Plasma steering to avoid disruptions in ITER and tokamak power plants
Allen H. Boozer

TL;DR
This paper discusses the complexities and risks of plasma steering in tokamaks like ITER, highlighting that controlling disruptions and runaway electrons is more challenging and risky than it appears, requiring comprehensive solutions for safe operation.
Contribution
It provides a critical analysis of plasma steering challenges in ITER, emphasizing the interconnected risks and the need for robust control strategies to ensure safe tokamak operation.
Findings
Disruptions and runaways are interconnected risks.
Plasma control loss resembles driving on icy roads.
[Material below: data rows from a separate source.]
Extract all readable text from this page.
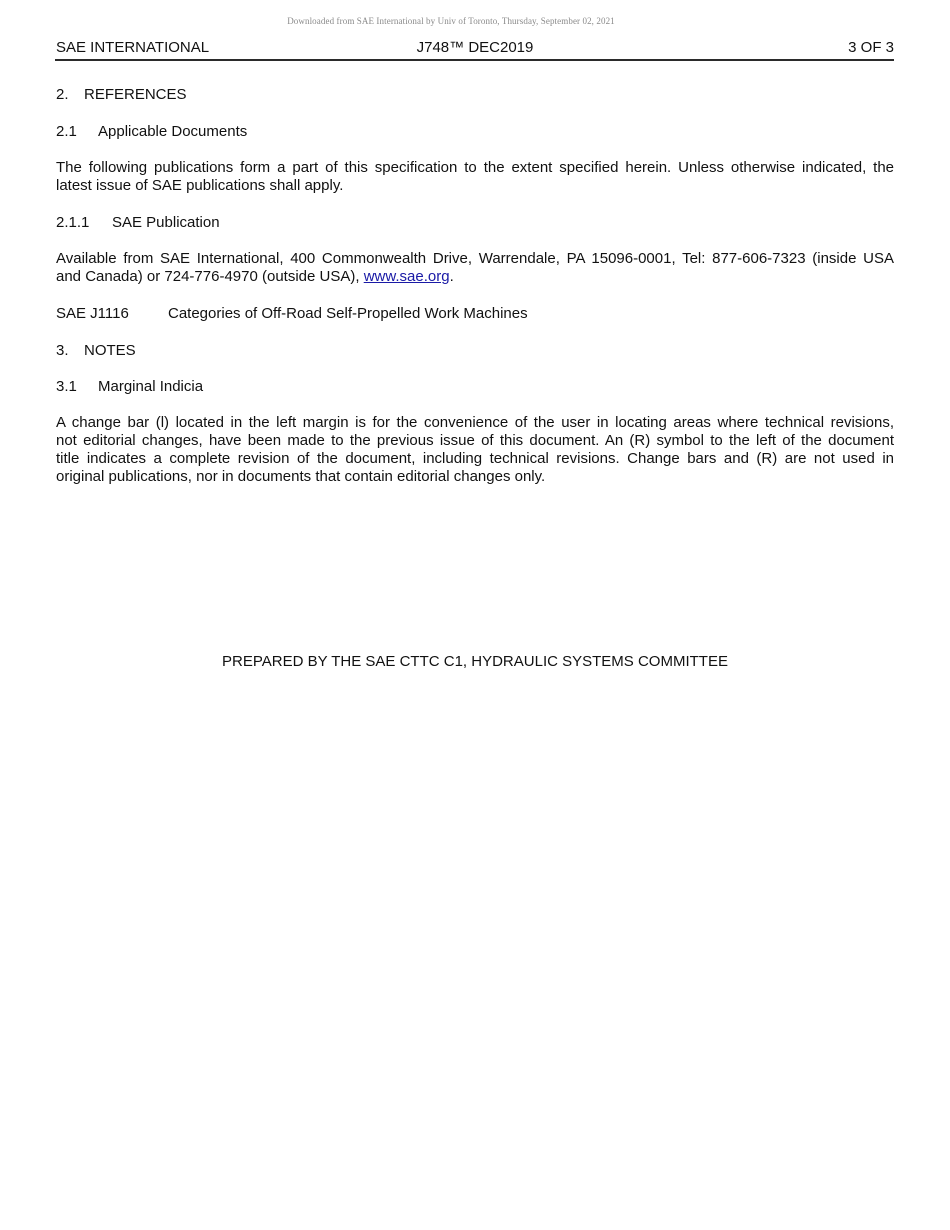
Downloaded from SAE International by Univ of Toronto, Thursday, September 02, 2021
SAE INTERNATIONAL	J748™ DEC2019	3 OF 3
2. REFERENCES
2.1 Applicable Documents
The following publications form a part of this specification to the extent specified herein. Unless otherwise indicated, the
latest issue of SAE publications shall apply.
2.1.1 SAE Publication
Available from SAE International, 400 Commonwealth Drive, Warrendale, PA 15096-0001, Tel: 877-606-7323 (inside USA
and Canada) or 724-776-4970 (outside USA), www.sae.org.
SAE J1116	Categories of Off-Road Self-Propelled Work Machines
3. NOTES
3.1 Marginal Indicia
A change bar (l) located in the left margin is for the convenience of the user in locating areas where technical revisions,
not editorial changes, have been made to the previous issue of this document. An (R) symbol to the left of the document
title indicates a complete revision of the document, including technical revisions. Change bars and (R) are not used in
original publications, nor in documents that contain editorial changes only.
PREPARED BY THE SAE CTTC C1, HYDRAULIC SYSTEMS COMMITTEE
Addressing one risk complicates others.
Abstract
Steering tokamak plasmas is commonly viewed as a way to avoid disruptions and runaway electrons. Plasma steering sounds as safe as driving to work but will be shown to more closely resemble driving at high speed through a dense fog on an icy road. The long time required to terminate an ITER discharge compared to time over which dangers can be foreseen is analogous to driving in a dense fog. The difficulty of regaining plasma control if it is lost resembles driving on an icy road. Disruptions and runaways are associated with three issues -- a solution to one tends to complicate the solution to the other two: loss of plasma position control, excessive heat deposition, and wall melting due to runaway electrons. All three risks must be addressed for ITER to achieve its mission and essentially eliminated before tokamak power plants can be deployed.